No, this video does not show Indian trucks on a train because diesel prices have gone up

Copyright AFP 2017-2021. All rights reserved.

A video posted on Facebook that has been viewed millions of times purportedly shows Indian trucks on a train because diesel prices have gone up and they are too expensive to drive. The video in fact shows trucks travelling on a train in a mountainous region of India as part of a “roll-on, roll-off” service that has been in place for two decades.

The video in the post, shared on September 20, 2018, on a Facebook page with more than 150,000 followers, shows a train passing over a river on a bridge with dozens of colourful trucks on its carriages.

The 51-second video has a caption that reads: “Due to growing diesel prize , truck drivers started using train services to deliver goods to places... Which is cheaper... Digital India.”

The video has had more than three million views and been shared more than 40,000 times in less than two months.

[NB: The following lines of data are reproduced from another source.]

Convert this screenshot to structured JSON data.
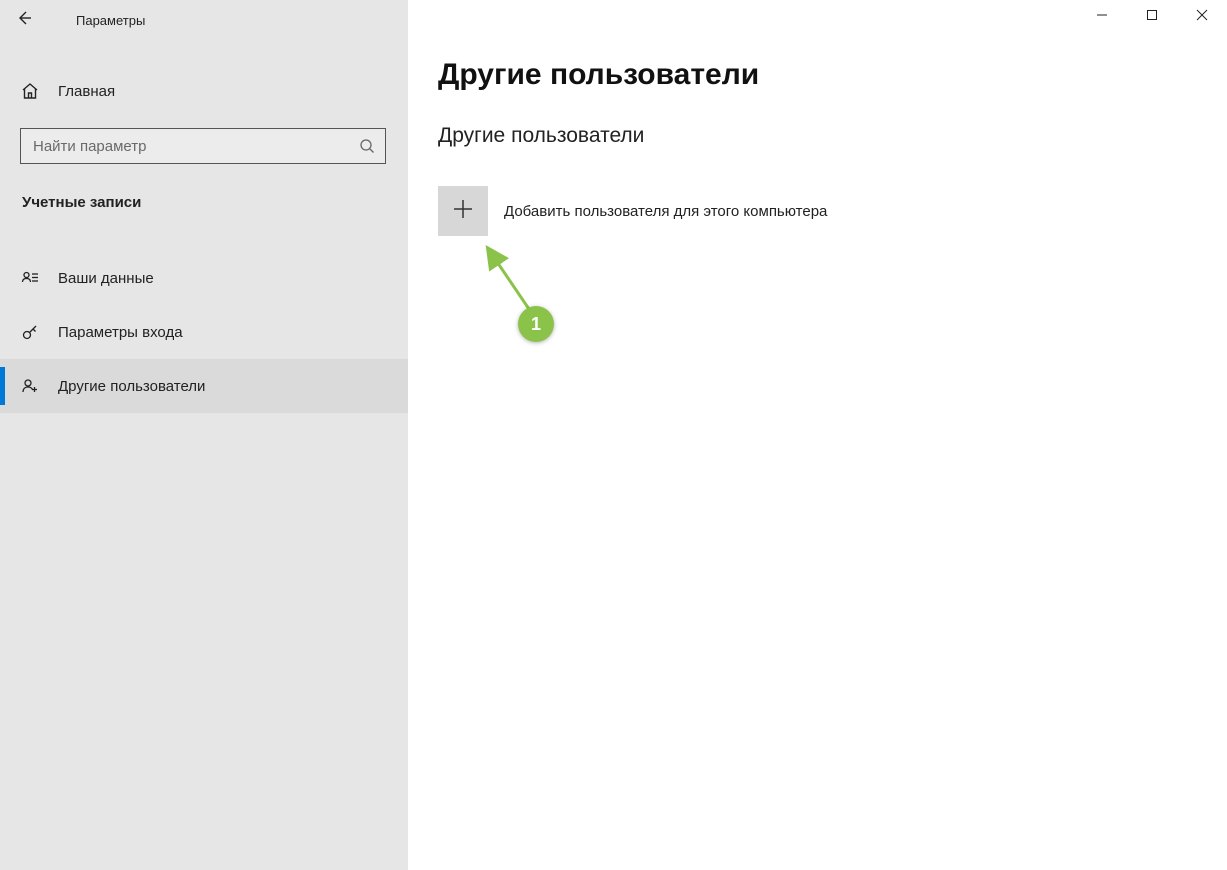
{
  "app_title": "Параметры",
  "home_label": "Главная",
  "search_placeholder": "Найти параметр",
  "category_label": "Учетные записи",
  "nav_items": [
    {
      "label": "Ваши данные",
      "icon": "person-card"
    },
    {
      "label": "Параметры входа",
      "icon": "key"
    },
    {
      "label": "Другие пользователи",
      "icon": "person-plus",
      "active": true
    }
  ],
  "page_title": "Другие пользователи",
  "section_title": "Другие пользователи",
  "add_user_label": "Добавить пользователя для этого компьютера",
  "annotation": {
    "number": "1"
  }
}
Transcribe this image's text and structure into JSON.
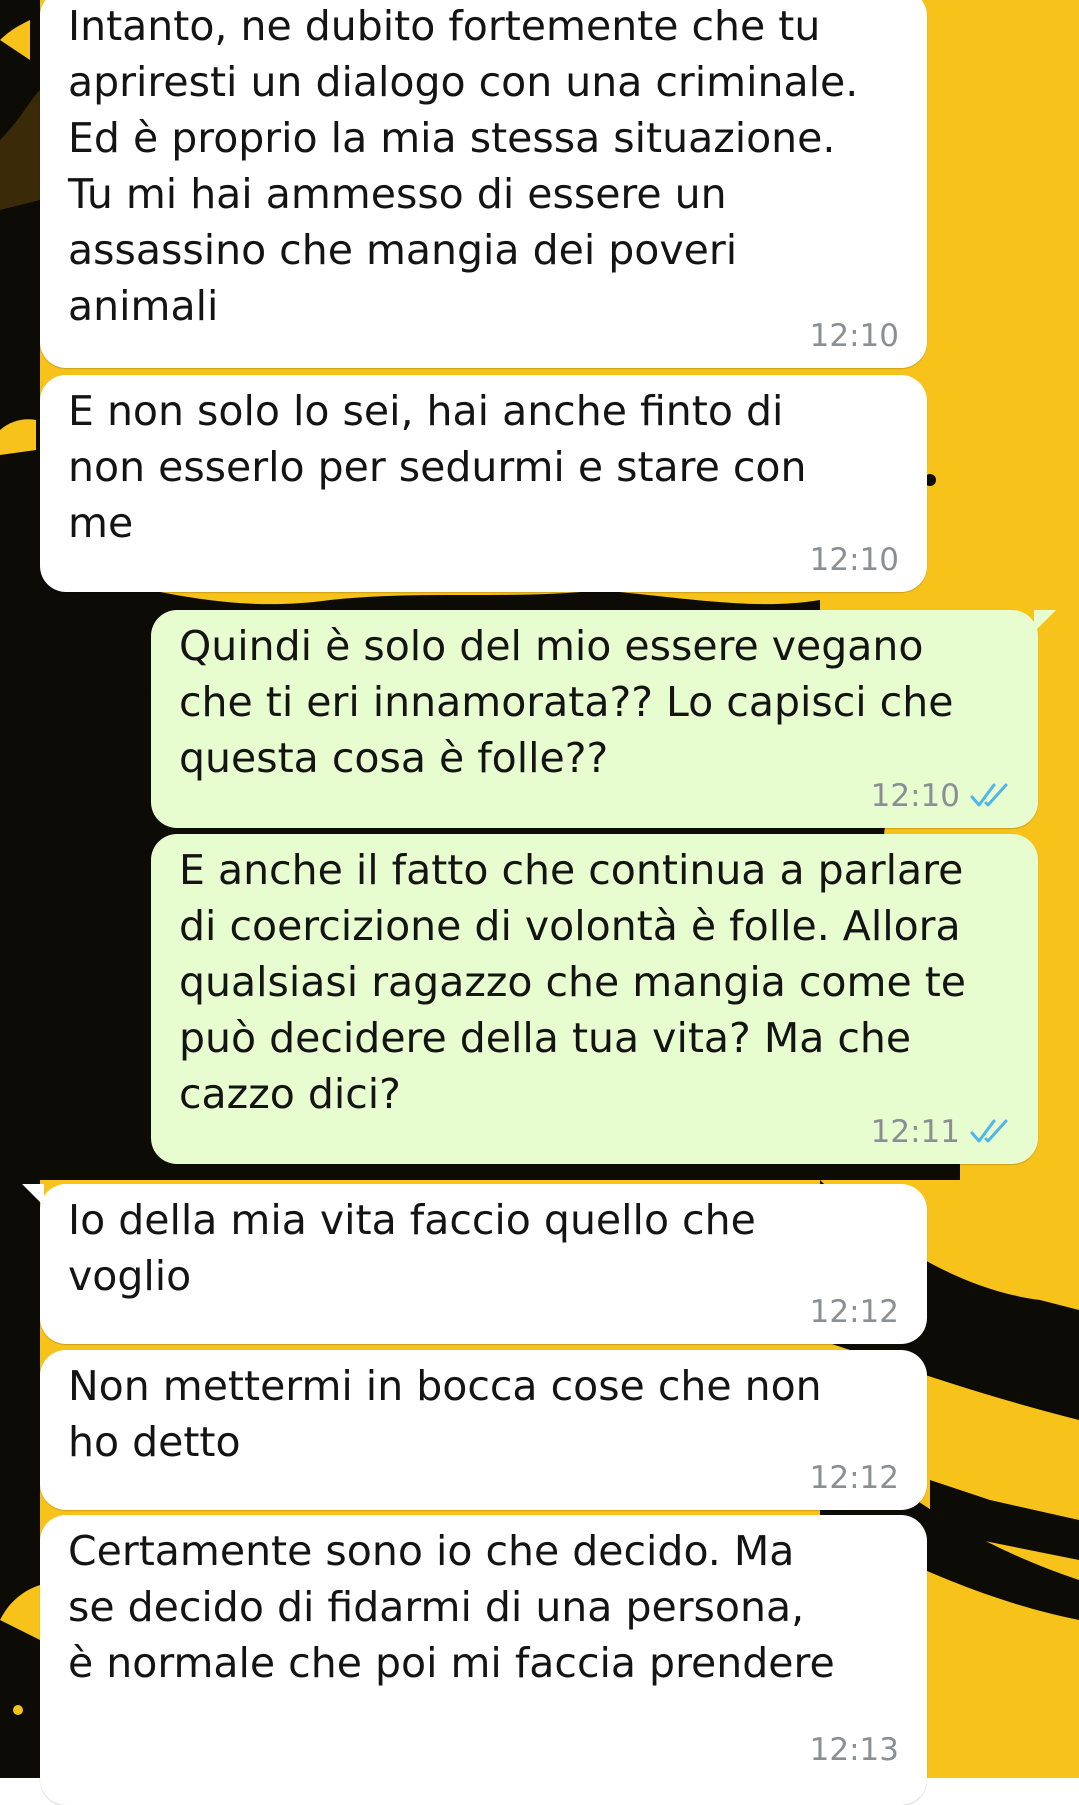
{
  "theme": {
    "wallpaper_color": "#f7c21a",
    "incoming_bubble_color": "#ffffff",
    "outgoing_bubble_color": "#e7fccf",
    "timestamp_color": "#8a8f93",
    "read_tick_color": "#4fb6ec"
  },
  "messages": [
    {
      "direction": "incoming",
      "text": "Intanto, ne dubito fortemente che tu\napriresti un dialogo con una criminale.\nEd è proprio la mia stessa situazione.\nTu mi hai ammesso di essere un\nassassino che mangia dei poveri\nanimali",
      "time": "12:10"
    },
    {
      "direction": "incoming",
      "text": "E non solo lo sei, hai anche finto di\nnon esserlo per sedurmi e stare con\nme",
      "time": "12:10"
    },
    {
      "direction": "outgoing",
      "text": "Quindi è solo del mio essere vegano\nche ti eri innamorata?? Lo capisci che\nquesta cosa è folle??",
      "time": "12:10",
      "status": "read-double-check-icon"
    },
    {
      "direction": "outgoing",
      "text": "E anche il fatto che continua a parlare\ndi coercizione di volontà è folle. Allora\nqualsiasi ragazzo che mangia come te\npuò decidere della tua vita? Ma che\ncazzo dici?",
      "time": "12:11",
      "status": "read-double-check-icon"
    },
    {
      "direction": "incoming",
      "text": "Io della mia vita faccio quello che\nvoglio",
      "time": "12:12"
    },
    {
      "direction": "incoming",
      "text": "Non mettermi in bocca cose che non\nho detto",
      "time": "12:12"
    },
    {
      "direction": "incoming",
      "text": "Certamente sono io che decido. Ma\nse decido di fidarmi di una persona,\nè normale che poi mi faccia prendere",
      "time": "12:13"
    }
  ]
}
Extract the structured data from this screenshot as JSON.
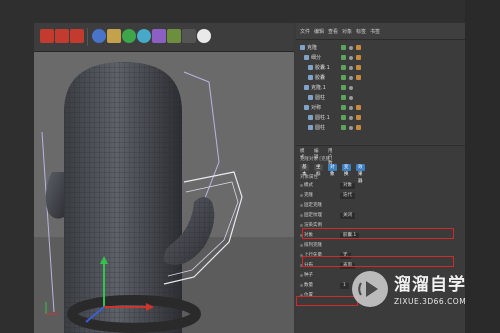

The clip is not an original post. It is an excerpt from a longer version. 

A longer version can be seen in this 11-minute video, which was uploaded on June 30, 2018, on a verified Youtube channel about trains and railways in India called ‘TheRailZone’. 

The clip in the original video appears from 2 minutes 20 seconds, to 3 minutes 12 seconds.

Below are snapshots of both videos, which show the same trucks in the same positions on the train, as well as a boat in the same position of the river.

Snapshot of the misleading video
Snapshot of the original video

The June 30 video states it is a train along the Konkan Railway RORO service. RORO meants roll-on, roll-off. 

The RORO project is carried out by the Indian Railways in Konkan, a rugged and often mountainous region in western India. Taking the trucks by train is more economical, and they avoid wear and tear. Information on the project is available on the railway’s website

Here is a news report on the RORO project in Indian media.

Konkan Railways chief public relations officer L.K. Verma told AFP the trucks had been placed on the trains only for normal reasons, and not because of diesel price rises.

“The RORO service was started in 1999 and is done as the trucks loaded with goods cannot maneuver through the difficult terrain in Konkan region, it economical and prevents wear and tear of the trucks,” he told AFP by phone on November 15.